Neue Züchtungstechniken: EU macht den Weg frei
Nach Jahren ideologischer Grabenkämpfe um die Gentechnik schlägt Europa einen neuen Weg ein. Das Europäische Parlament hat den Kompromiss zu den Neuen Genomischen Techniken (NGT) bestätigt und damit die letzte große Hürde für moderne Züchtungsverfahren wie die Genschere (CRISPR) aus dem Weg geräumt.
Für die europäische Landwirtschaft ist das mehr als eine regulatorische Anpassung – es ist ein überfälliger Schritt, um bei Innovationen in der Pflanzenzüchtung international nicht weiter zurückzufallen.

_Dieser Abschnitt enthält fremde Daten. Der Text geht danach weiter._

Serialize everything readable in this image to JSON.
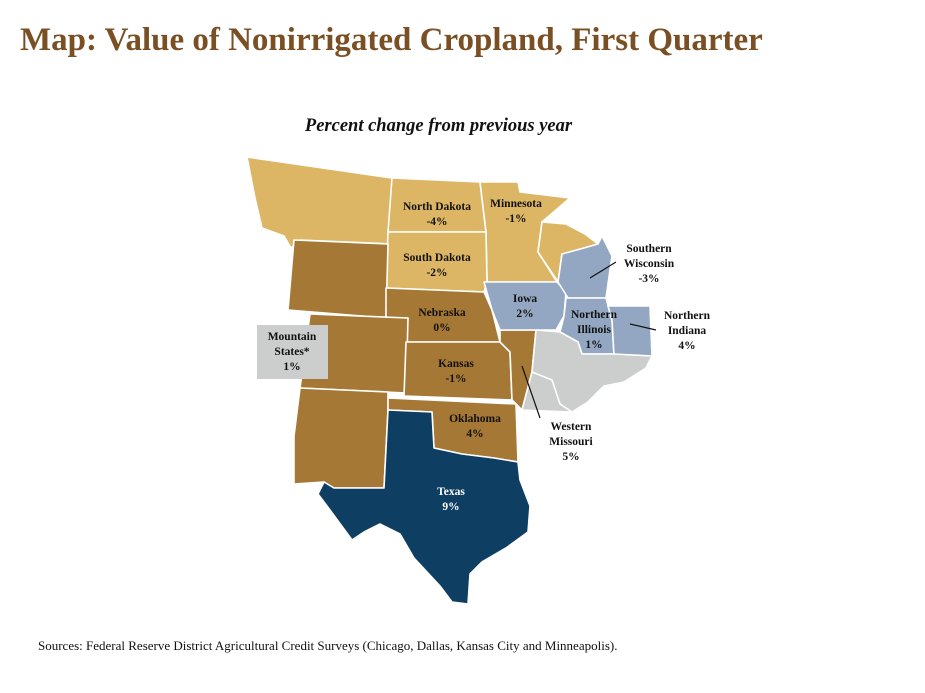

Der Kern der Reform. Pflanzen, deren genetische Veränderungen auch auf natürlichem Weg oder durch klassische Züchtung entstehen könnten, werden künftig weitgehend konventionellen Sorten gleichgestellt. Damit folgt die EU endlich einer wissenschaftlich naheliegenden Logik: Entscheidend ist das Ergebnis der Züchtung – nicht die Methode, mit der es erreicht wurde. Für diese sogenannte Kategorie 1 entfallen die aufwendigen Zulassungsverfahren des bisherigen Gentechnikrechts. Saatgut bleibt kennzeichnungspflichtig, die meisten daraus erzeugten Produkte dagegen nicht. Die neuen Verfahren ermöglichen es Züchtern, gewünschte Eigenschaften deutlich schneller und präziser in neue Sorten einzubauen. Resistenzen gegen Krankheiten, Viren und Schädlinge, eine bessere Stickstoffeffizienz oder eine höhere Toleranz gegenüber Trockenheit und Wetterextremen könnten so in deutlich kürzerer Zeit verfügbar werden. Was bislang viele Kreuzungs- und Rückkreuzungsschritte erforderte, lässt sich künftig gezielter und effizienter erreichen.
Alle anderen mit neuen genomischen Techniken gezüchteten Pflanzen, bei denen mit artfremdem Material gearbeitet wird, fallen in die Kategorie 2 (NGT 2). Für sie gelten weiterhin die strengen Regeln des EU-Gentechnikrechts.
Die Technologie ersetzt die klassische Pflanzenzüchtung nicht, sondern erweitert ihren Werkzeugkasten. Gerade angesichts des Klimawandels, zunehmender Resistenzen und wachsender Anforderungen an den Pflanzenbau wäre es kaum nachvollziehbar gewesen, wenn Europa diese Technologien weiter ausgebremst hätte. Die Entscheidung schafft die Voraussetzung dafür, dass Forschung, Züchtung und landwirtschaftliche Praxis wieder näher zusammenrücken und europäische Züchter im internationalen Wettbewerb nicht weiter ins Hintertreffen geraten. Nicht unter die vereinfachten Regeln fallen Pflanzen mit Herbizidtoleranzen oder Eigenschaften zur Bildung insektizider Substanzen. Sie bleiben den bisherigen Gentechnikvorschriften unterworfen.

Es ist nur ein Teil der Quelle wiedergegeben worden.